Sejak 2005, sebanyak 134 BPR telah bangkrut di Indonesia, sebagian besar disebabkan oleh fraud dan kelemahan manajemen. Kebangkrutan ini berdampak negatif pada kepercayaan nasabah dan stabilitas ekonomi lokal. Dengan 12 BPR yang bangkrut dalam enam bulan pertama tahun 2024, industri perbankan menghadapi tantangan besar dalam menjaga kepercayaan publik.

OJK dan LPS telah mengambil langkah-langkah untuk memperbaiki situasi ini. OJK mengeluarkan Peraturan OJK Nomor 9 Tahun 2024 tentang Penerapan Tata Kelola bagi Bank Perkreditan Rakyat dan Bank Perkreditan Rakyat Syariah, yang mengharuskan BPR menerapkan tata kelola yang baik dan strategi anti-fraud. Penguatan tata kelola ini diharapkan dapat meningkatkan kepercayaan masyarakat terhadap BPR dan BPR Syariah.

Kepala Eksekutif Pengawas Perbankan OJK, Dian Ediana Rae, menekankan pentingnya penerapan tata kelola yang baik untuk mencegah kegagalan BPR. Selain itu, OJK dan LPS terus berkoordinasi untuk melakukan likuidasi bank dengan cepat dan memastikan bahwa dana nasabah diganti secepat mungkin. Perbarindo juga bekerja sama dengan OJK dan LPS untuk memberikan pendampingan dan pelatihan bagi BPR dalam menerapkan tata kelola yang baik dan strategi anti-fraud.

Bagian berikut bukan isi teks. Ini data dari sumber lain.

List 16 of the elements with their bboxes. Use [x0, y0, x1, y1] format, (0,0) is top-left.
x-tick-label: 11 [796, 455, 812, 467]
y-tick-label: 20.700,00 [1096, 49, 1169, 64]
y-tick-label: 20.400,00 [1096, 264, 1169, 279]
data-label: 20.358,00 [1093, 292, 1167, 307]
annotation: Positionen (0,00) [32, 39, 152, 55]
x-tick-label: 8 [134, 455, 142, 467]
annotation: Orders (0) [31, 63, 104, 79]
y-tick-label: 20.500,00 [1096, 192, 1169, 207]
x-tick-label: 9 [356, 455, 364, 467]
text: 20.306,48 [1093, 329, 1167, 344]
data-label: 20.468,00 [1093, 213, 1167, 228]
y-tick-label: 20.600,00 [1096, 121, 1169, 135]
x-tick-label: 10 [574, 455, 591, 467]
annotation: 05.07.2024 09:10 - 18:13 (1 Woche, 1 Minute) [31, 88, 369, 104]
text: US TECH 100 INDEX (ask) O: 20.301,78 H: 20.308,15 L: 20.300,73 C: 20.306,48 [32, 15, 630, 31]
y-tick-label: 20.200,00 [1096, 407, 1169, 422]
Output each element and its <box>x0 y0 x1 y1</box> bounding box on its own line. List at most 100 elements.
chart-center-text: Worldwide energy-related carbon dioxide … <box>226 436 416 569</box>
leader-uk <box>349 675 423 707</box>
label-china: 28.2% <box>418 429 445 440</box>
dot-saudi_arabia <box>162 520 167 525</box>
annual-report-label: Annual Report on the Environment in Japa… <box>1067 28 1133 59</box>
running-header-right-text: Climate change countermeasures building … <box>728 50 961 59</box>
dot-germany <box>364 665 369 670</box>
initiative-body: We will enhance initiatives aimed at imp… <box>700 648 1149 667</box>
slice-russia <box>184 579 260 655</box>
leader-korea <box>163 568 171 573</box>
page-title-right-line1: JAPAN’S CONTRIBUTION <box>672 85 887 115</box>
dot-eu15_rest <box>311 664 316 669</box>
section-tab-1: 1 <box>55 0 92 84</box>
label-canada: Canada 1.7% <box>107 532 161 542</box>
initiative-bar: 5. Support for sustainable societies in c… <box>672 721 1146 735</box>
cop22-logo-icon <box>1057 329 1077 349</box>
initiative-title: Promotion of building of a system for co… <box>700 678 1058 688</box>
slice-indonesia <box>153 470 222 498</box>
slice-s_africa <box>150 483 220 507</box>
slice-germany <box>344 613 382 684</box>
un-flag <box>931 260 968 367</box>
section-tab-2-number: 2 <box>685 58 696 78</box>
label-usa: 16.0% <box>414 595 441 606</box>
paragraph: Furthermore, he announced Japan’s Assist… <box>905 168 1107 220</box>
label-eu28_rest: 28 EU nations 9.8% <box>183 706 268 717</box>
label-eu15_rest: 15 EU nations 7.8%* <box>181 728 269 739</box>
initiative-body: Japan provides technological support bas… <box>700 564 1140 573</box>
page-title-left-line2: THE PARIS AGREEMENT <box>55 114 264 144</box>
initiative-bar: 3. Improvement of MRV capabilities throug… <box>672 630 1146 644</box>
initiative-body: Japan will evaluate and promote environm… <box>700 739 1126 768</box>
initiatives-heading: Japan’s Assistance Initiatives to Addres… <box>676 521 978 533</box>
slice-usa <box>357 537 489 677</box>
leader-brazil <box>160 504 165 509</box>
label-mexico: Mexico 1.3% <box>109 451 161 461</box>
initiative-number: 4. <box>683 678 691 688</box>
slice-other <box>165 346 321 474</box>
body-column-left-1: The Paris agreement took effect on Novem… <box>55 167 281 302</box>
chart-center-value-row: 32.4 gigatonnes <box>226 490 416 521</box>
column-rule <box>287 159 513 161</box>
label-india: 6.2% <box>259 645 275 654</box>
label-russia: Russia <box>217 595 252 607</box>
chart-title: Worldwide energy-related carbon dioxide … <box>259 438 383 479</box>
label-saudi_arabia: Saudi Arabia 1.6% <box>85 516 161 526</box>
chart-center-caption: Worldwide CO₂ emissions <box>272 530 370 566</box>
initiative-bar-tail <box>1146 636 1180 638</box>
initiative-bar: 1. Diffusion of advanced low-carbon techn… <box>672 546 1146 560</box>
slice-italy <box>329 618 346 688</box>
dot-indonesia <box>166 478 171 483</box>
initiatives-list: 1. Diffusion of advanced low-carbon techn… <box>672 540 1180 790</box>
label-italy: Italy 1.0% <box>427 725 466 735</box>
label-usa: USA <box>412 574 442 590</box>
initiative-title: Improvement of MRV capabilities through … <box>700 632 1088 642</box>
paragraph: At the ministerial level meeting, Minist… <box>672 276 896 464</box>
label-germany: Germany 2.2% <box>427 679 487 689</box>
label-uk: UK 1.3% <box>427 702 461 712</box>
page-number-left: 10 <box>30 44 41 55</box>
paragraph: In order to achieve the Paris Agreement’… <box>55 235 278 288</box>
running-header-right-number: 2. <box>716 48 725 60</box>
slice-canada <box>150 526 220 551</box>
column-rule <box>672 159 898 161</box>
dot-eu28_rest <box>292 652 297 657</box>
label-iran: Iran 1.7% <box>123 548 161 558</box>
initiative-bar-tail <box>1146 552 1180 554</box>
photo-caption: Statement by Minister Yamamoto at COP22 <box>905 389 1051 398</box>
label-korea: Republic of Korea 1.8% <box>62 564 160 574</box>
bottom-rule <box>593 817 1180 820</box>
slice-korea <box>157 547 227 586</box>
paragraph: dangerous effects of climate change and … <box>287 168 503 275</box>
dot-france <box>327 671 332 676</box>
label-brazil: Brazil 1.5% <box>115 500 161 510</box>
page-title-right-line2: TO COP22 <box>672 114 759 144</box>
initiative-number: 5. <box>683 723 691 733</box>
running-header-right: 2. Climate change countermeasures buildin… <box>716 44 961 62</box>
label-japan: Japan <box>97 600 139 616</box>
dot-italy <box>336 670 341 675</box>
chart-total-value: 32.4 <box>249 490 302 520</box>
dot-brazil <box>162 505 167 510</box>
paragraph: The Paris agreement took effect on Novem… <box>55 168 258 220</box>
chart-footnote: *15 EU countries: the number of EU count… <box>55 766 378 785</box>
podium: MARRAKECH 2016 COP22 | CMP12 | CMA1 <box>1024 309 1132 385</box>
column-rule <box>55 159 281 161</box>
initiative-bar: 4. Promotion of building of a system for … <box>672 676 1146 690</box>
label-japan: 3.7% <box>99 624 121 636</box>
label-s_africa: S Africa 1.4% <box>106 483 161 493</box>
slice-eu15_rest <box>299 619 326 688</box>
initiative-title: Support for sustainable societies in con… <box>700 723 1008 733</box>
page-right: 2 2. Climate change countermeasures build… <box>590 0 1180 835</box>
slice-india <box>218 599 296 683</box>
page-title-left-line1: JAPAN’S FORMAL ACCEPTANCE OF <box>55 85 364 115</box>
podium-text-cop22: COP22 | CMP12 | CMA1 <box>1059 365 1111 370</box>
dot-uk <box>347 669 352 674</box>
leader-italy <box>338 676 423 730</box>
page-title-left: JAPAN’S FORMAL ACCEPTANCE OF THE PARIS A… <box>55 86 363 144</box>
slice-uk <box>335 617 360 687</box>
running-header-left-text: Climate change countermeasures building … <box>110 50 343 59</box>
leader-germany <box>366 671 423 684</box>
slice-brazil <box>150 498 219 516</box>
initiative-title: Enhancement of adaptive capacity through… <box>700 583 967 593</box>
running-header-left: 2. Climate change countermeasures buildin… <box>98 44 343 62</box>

Untuk mengantisipasi lebih banyak lagi BPR yang bangkrut, OJK dan LPS akan terus meningkatkan pengawasan dan audit secara berkala untuk memastikan BPR mematuhi semua peraturan yang berlaku. Pemerintah juga harus mendorong BPR untuk meningkatkan transparansi dan akuntabilitas dalam operasional mereka.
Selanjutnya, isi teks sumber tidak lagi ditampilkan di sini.